Fish are no small concern economically or otherwise—a recent press release by the American Sportfishing Association and Southwick Associates indicated that California’s roughly 2.8 million anglers (in combination with industry-related jobs) have a combined $4.6 billion impact on the state’s economy.  However, both long-term water use as well as the drought have affected fish severely.  Even with the historic precipitation this past winter, Governor Jerry Brown recently joined Oregon Governor Kate Brown in asking the U.S. Secretary of Commerce for a disaster declaration due to an unprecedented low in the population of ocean salmon.  Earlier this year, the Pacific Fisheries Management Council ordered the closure of the 2017 commercial fishing season for Chinook salmon along 200 miles of the California coast because populations of that species have been decimated by the drought.   

Further supporting this call to action across the state is a sobering 2017 report jointly published by CalTrout and the UC Davis Center for Watershed Sciences.   The report suggests that under present conditions California is likely to lose 45% of its native salmon, steelhead and trout in the next 50 years (Figure 1).

Figure 1: Predictions for loss of fish species in California under current conditions.
Courtesy: State of the Salmonids II: Fish in Hot Water Report by CalTrout and UC Davis Center for Watershed Sciences.

 

Meanwhile, in April the Bureau of Reclamation announced that irrigators on the west side of the San Joaquin Valley would get 100 percent of their water allocations from the Central Valley project.  California’s wet winter will provide some relief to farmers, if not to fishermen.  This is not to say that both groups have not been impacted by the drought, but it certainly challenges the idea that fish are impeding surface water deliveries across the board.  Moreover, even if we were to believe the narrative suggesting that California’s water management is indeed fish versus farmer, this growing body of evidence suggests that the fish aren’t necessarily winning.

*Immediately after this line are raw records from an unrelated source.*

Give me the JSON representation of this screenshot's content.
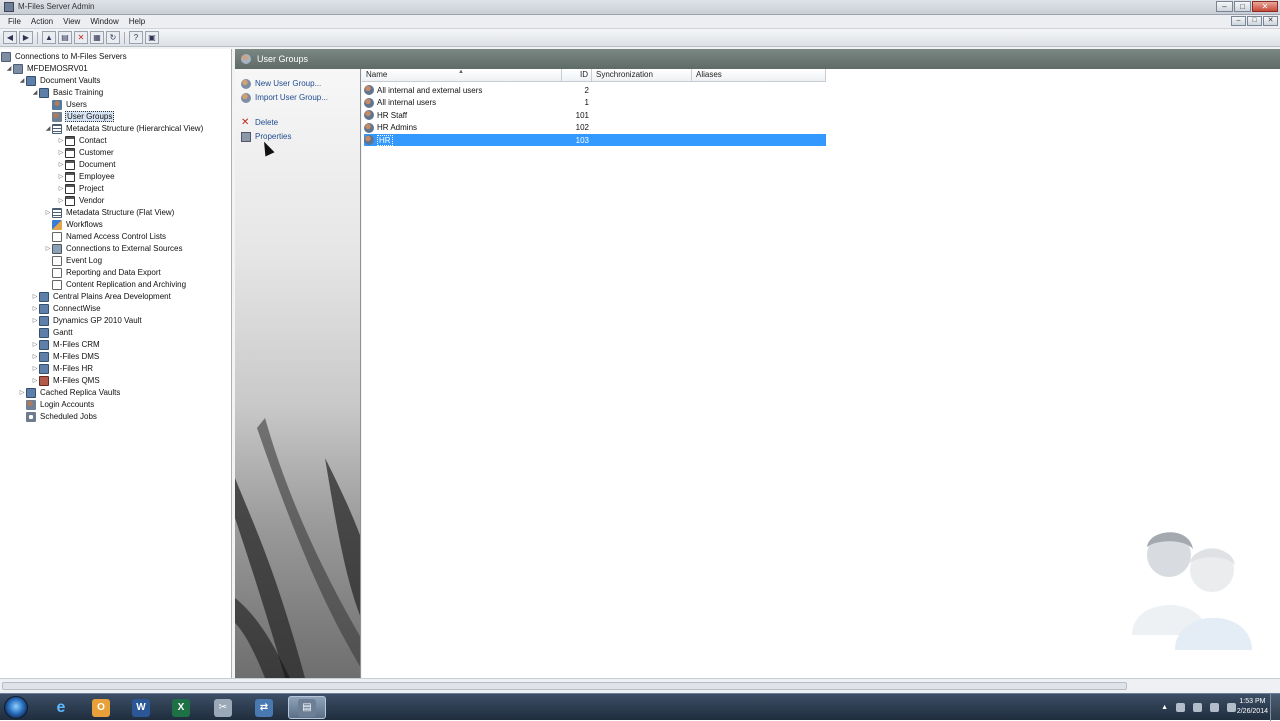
{
  "window": {
    "title": "M-Files Server Admin",
    "controls": [
      "–",
      "□",
      "✕"
    ]
  },
  "menu": [
    "File",
    "Action",
    "View",
    "Window",
    "Help"
  ],
  "toolbar": {
    "icons": [
      "back-icon",
      "forward-icon",
      "up-icon",
      "tree-toggle-icon",
      "delete-icon",
      "properties-icon",
      "refresh-icon",
      "help-icon",
      "console-icon"
    ]
  },
  "tree": [
    {
      "label": "Connections to M-Files Servers",
      "icon": "server"
    },
    {
      "label": "MFDEMOSRV01",
      "icon": "server"
    },
    {
      "label": "Document Vaults",
      "icon": "vault"
    },
    {
      "label": "Basic Training",
      "icon": "vault"
    },
    {
      "label": "Users",
      "icon": "user"
    },
    {
      "label": "User Groups",
      "icon": "group"
    },
    {
      "label": "Metadata Structure (Hierarchical View)",
      "icon": "list"
    },
    {
      "label": "Contact",
      "icon": "obj"
    },
    {
      "label": "Customer",
      "icon": "obj"
    },
    {
      "label": "Document",
      "icon": "obj"
    },
    {
      "label": "Employee",
      "icon": "obj"
    },
    {
      "label": "Project",
      "icon": "obj"
    },
    {
      "label": "Vendor",
      "icon": "obj"
    },
    {
      "label": "Metadata Structure (Flat View)",
      "icon": "list"
    },
    {
      "label": "Workflows",
      "icon": "flow"
    },
    {
      "label": "Named Access Control Lists",
      "icon": "doc"
    },
    {
      "label": "Connections to External Sources",
      "icon": "link"
    },
    {
      "label": "Event Log",
      "icon": "doc"
    },
    {
      "label": "Reporting and Data Export",
      "icon": "doc"
    },
    {
      "label": "Content Replication and Archiving",
      "icon": "doc"
    },
    {
      "label": "Central Plains Area Development",
      "icon": "vault"
    },
    {
      "label": "ConnectWise",
      "icon": "vault"
    },
    {
      "label": "Dynamics GP 2010 Vault",
      "icon": "vault"
    },
    {
      "label": "Gantt",
      "icon": "vault"
    },
    {
      "label": "M-Files CRM",
      "icon": "vault"
    },
    {
      "label": "M-Files DMS",
      "icon": "vault"
    },
    {
      "label": "M-Files HR",
      "icon": "vault"
    },
    {
      "label": "M-Files QMS",
      "icon": "red"
    },
    {
      "label": "Cached Replica Vaults",
      "icon": "vault"
    },
    {
      "label": "Login Accounts",
      "icon": "group"
    },
    {
      "label": "Scheduled Jobs",
      "icon": "gear"
    }
  ],
  "panel": {
    "title": "User Groups"
  },
  "tasks": {
    "new_group": "New User Group...",
    "import_group": "Import User Group...",
    "delete": "Delete",
    "properties": "Properties"
  },
  "list": {
    "columns": {
      "name": "Name",
      "id": "ID",
      "sync": "Synchronization",
      "aliases": "Aliases"
    },
    "rows": [
      {
        "name": "All internal and external users",
        "id": "2"
      },
      {
        "name": "All internal users",
        "id": "1"
      },
      {
        "name": "HR Staff",
        "id": "101"
      },
      {
        "name": "HR Admins",
        "id": "102"
      },
      {
        "name": "HR",
        "id": "103"
      }
    ]
  },
  "taskbar": {
    "apps": [
      "Internet Explorer",
      "Outlook",
      "Word",
      "Excel",
      "Snipping",
      "Network",
      "M-Files Server Admin"
    ]
  },
  "clock": {
    "time": "1:53 PM",
    "date": "2/26/2014"
  },
  "colors": {
    "selection": "#3399ff",
    "header_band": "#6b7773"
  }
}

Missing from all of this discussion is a well-articulated, thoughtful way forward for California.  While there is concern about environmental groups stopping the development of surface water storage and preventing deliveries of water to farmers, the reality is much more complicated.  California has not built any new storage projects in part because of environmental concerns, but also because the additional storage—and the benefits of that storage—do not justify the extremely high costs of dam construction. The delivery of water south of the San Francisco Bay Delta to Central Valley farmers also involves an exceedingly complex menu of factors, including smelt and salmon, but also including water quality for irrigators in the Delta. Blaming environmentalists for this constellation of factors misses the point and just perpetuates the exceedingly unhelpful level of finger pointing in California. 

Moreover, the emphasis on surface water storage fails to substantiate perhaps the brightest path forward for water users, particularly Central Valley farmers— groundwater recharge and storage.  Surface water storage has major shortcomings in dealing with weather extremes:  in a long drought, reservoirs do not fill up.  More reservoirs just mean more empty space.  In an extremely wet year, they fill up very quickly, and then they spill over (just watch videos of the catastrophe at Oroville dam).  If we put water in the ground however, and use it to recharge California’s depleted aquifers, it will stay there as long as we need it, and serve as a water bank for the next drought. 

Reducing a problem as complex and fraught with tension as water management in California necessitates an appreciation of nuance.  The old adage that “water is for fighting over” is tired.  Rather than fall back into the same patterns of blame and condemnation, the state should be strategically focused on building new infrastructure that will increase its groundwater recharge capacity.